There is an old saying that liars figure and figures lie, which implies that the truth can be a challenge to discern from both people and data. At a recent standards-making conference, I encountered some examples of this concept that seemed worth sharing.


The first instance of disbelief came from a series of presentations by a panel of “experts” regarding the effects on the electrical grid from modern or newer technologies being applied to it, including solar and wind generation as well as advanced measurement capabilities from smart meters and phase measurement units (also called synchrophasors). Several presenters addressed the effect of distributed (or dispersed) photovoltaics (PV) versus bulk PV (also called solar farms) on the power-quality phenomena of voltage fluctuations that result in the perception of light flicker. One presenter stated that the baseline flicker in the area will increase; the second said there is no effect; the third said “Here’s lots of data, but we don’t know what it means.” Really?


One of the selling points that has contributed to the proliferation of smart meters installed using stimulus money from the Energy Independence and Security Act of 2007 was that the grid would become more reliable with all of the power quality information provided to the utilities. Many millions of smart meters have been installed around the world. 


Yet presentations showed that a majority of smart meters do not have any traditional power quality capabilities enabled, due to either cost or the inability of the communication and data processing infrastructure to receive the data. Even worse, all of the single-phase meters tested in one study produced erroneous voltage readings during sag or swell conditions, and most meters tripped offline under typical sag magnitude/duration events. Three-phase units only fared better if the sag was only on phase B or C, since they were self-powered from phase A. Really?


Another session covered the trend in voltage quality of the electric grid. Is it worse and will it worsen as modern technologies are applied? Total harmonic distortion (THD) is up, and the number of voltage sags seems to be increasing. With higher power demands on the electric utilities despite the increase in efficiencies of equipment connected to the grid, is the source of the increased number of sags related to the current generation capacity, the demands on the grid, or the inclusion of renewable generation that is generally considered “less stiff” than traditional generation? Or, is the “Third World state of the U.S. grid” becoming a reality?


Only one person had an answer to the question of whether the decrease in clearing vegetation from the proximity of conductors increased sag numbers. While I was describing the scenario on many distribution systems, this person related an increase in vegetation clearing activities on transmission systems—including wider right-of-ways—that have resulted in increased sags due to more lightning strikes hitting the towers as they are now more exposed and more likely targets for lightning strikes. Really?
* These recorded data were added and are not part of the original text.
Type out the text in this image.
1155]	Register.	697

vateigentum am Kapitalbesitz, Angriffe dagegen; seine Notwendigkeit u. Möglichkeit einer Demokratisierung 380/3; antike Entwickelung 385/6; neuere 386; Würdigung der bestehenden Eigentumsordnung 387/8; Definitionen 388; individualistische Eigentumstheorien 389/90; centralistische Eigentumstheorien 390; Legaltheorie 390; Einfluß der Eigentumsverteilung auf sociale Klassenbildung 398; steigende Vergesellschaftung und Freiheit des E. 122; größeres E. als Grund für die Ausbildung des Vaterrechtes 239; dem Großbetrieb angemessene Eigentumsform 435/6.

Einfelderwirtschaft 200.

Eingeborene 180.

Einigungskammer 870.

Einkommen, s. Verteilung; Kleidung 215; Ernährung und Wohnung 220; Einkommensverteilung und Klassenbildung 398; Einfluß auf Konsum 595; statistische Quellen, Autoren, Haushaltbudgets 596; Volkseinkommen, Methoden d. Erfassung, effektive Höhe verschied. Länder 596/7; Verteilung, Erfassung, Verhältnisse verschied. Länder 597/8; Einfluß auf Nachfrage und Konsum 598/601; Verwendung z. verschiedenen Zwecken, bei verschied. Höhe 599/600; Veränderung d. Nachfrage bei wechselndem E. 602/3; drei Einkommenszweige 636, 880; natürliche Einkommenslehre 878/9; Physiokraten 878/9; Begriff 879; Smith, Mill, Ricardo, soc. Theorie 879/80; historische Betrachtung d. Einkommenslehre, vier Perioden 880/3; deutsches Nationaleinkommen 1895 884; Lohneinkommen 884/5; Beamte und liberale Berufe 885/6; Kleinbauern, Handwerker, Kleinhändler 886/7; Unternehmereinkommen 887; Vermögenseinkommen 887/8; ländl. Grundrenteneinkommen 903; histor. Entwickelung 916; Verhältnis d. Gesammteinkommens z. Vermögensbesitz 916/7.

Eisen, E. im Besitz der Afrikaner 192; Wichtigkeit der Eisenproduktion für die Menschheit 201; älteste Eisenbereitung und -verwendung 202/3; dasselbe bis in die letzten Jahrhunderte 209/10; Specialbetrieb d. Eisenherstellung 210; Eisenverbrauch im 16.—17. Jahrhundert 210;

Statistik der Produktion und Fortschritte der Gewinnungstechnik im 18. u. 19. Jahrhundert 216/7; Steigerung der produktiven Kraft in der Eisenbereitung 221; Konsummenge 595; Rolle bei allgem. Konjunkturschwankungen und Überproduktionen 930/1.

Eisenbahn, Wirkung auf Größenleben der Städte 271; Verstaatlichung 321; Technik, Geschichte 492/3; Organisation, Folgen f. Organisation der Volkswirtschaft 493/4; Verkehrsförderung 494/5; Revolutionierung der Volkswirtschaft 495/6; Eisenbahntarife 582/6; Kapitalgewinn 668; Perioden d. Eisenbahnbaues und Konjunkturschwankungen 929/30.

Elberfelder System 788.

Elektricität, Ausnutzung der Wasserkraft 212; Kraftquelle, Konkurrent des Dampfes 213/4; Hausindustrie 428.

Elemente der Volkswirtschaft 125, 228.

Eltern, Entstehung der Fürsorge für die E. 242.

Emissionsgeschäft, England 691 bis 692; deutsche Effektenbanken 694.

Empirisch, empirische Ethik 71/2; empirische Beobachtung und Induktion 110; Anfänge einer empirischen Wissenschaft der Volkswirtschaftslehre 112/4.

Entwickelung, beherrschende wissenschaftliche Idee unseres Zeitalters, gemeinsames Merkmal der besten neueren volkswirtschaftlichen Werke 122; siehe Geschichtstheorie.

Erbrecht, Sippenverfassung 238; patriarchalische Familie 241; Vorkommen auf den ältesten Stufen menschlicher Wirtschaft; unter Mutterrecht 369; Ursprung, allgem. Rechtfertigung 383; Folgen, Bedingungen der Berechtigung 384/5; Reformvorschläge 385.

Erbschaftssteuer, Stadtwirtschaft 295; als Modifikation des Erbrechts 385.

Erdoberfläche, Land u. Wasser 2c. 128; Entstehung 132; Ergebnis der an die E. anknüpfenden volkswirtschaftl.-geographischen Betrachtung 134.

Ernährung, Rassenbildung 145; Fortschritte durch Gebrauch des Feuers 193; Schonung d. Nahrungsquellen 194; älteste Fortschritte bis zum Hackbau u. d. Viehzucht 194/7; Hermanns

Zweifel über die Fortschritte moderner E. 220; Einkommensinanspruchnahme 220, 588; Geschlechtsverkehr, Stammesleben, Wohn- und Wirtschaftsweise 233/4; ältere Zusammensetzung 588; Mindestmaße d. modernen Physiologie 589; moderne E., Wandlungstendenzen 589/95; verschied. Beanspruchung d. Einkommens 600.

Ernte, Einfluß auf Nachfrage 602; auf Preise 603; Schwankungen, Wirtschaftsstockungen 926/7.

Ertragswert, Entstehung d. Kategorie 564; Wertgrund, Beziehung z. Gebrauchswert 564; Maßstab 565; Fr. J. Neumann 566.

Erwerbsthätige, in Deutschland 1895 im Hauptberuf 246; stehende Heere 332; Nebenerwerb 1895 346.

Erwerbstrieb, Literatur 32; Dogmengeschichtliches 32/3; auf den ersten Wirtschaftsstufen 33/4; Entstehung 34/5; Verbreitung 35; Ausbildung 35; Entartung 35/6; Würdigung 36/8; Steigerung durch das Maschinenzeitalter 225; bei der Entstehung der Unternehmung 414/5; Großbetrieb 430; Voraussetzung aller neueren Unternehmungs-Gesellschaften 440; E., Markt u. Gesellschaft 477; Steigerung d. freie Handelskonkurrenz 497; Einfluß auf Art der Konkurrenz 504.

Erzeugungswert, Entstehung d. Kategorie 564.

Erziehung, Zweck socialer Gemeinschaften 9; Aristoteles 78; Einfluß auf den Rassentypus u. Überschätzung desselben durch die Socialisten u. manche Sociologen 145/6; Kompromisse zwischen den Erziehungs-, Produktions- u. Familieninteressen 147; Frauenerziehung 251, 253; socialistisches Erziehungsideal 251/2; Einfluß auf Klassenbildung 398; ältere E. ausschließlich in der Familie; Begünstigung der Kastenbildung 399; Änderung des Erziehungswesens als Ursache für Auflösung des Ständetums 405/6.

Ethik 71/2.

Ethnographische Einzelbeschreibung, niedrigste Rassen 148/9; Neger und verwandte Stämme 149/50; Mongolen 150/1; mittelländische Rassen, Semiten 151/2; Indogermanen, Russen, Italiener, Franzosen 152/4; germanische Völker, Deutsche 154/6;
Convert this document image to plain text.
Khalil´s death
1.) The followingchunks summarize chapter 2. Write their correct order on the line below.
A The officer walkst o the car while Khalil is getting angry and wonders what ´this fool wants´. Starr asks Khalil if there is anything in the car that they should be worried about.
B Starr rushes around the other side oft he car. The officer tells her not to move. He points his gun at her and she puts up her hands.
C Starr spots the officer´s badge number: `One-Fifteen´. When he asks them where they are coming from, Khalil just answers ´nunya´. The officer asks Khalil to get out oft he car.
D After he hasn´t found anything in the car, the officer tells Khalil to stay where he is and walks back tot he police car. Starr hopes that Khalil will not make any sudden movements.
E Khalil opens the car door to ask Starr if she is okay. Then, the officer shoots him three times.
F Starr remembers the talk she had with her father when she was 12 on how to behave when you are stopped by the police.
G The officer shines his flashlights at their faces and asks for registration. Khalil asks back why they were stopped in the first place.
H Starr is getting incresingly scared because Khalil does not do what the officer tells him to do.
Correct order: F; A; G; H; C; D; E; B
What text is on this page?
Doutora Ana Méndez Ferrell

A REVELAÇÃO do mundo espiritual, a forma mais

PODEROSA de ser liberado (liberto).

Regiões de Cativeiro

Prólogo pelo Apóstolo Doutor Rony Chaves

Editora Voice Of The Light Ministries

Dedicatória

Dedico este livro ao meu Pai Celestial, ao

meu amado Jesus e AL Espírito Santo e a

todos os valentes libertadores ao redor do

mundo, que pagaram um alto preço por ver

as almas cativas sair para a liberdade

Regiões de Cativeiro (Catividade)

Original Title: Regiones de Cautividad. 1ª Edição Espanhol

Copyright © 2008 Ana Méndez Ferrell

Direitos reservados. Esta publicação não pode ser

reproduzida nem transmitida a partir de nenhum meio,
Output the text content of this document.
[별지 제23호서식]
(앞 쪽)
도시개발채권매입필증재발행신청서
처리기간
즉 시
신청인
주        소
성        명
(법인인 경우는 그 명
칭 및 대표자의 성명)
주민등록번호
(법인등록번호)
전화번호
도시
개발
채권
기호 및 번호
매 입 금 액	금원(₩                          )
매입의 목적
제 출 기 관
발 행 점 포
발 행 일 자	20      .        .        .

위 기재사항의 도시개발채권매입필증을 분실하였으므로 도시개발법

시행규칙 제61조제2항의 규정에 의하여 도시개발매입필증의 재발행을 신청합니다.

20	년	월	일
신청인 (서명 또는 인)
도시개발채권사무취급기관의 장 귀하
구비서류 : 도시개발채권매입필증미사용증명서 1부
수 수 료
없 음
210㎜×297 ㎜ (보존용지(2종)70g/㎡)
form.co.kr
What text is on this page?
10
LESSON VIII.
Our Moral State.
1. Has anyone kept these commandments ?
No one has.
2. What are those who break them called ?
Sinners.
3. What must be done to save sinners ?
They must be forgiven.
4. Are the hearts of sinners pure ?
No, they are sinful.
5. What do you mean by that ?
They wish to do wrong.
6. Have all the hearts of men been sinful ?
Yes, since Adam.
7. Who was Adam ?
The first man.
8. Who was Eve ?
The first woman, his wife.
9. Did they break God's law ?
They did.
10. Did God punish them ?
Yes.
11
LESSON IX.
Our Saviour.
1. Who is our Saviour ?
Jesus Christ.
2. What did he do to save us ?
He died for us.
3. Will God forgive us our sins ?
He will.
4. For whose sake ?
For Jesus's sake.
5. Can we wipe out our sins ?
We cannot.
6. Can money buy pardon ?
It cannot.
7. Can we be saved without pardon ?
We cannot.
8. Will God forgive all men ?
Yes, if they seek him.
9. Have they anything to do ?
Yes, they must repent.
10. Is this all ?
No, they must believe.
I recently conducted a power quality survey at a residence that was scheduled to have 14 kilowatts of solar panels installed on the roof. I believe that having a baseline of performance prior to making such a radical change in the power system, even on a residence, is a good way to evaluate the impact. The graph above shows the rms voltage and current plots for the split-phase service over several days. It didn’t take long to trace the repetitive sags to the recently installed 5-ton heating, ventilating and air conditioning unit that is located on the opposite end of the large house from the service. 


I was concerned with the voltage sags that could go below 100 volts depending on other loads being on in either of the two same-served dwellings along with voltage reduction from the utility due to extreme demand on its generation by the recent 99-degree weather. Would the anti-islanding protection scheme of the PV system trip offline on the sag and then be out of service for 5 minutes per the IEEE 1547 interconnection requirements? Would it damage the PV system or any equipment in the house?


With the disclaimer that their responses in no way diminished my respect for them and their expertise in the power quality and electric utility systems in general, I received three answers when I asked, “What will happen when the solar panels are energized?” The answers were as follows:

1. "It will work fine."
2. "There may be a problem depending on the scheme used by the vendor of the PV system, which is a carefully guarded secret of most vendors."
3. "It will actually improve the voltage quality at the house by reducing the sag magnitudes due to the close-in voltage-generation sources."

Really?


So if rooms full of experts in the field can produce such a varying set of answers to the same questions, what is the “real” answer for the general public and those making decisions on where and how to best spend money to improve the quality of the power for those who consume it? It’s something we really gotta find out.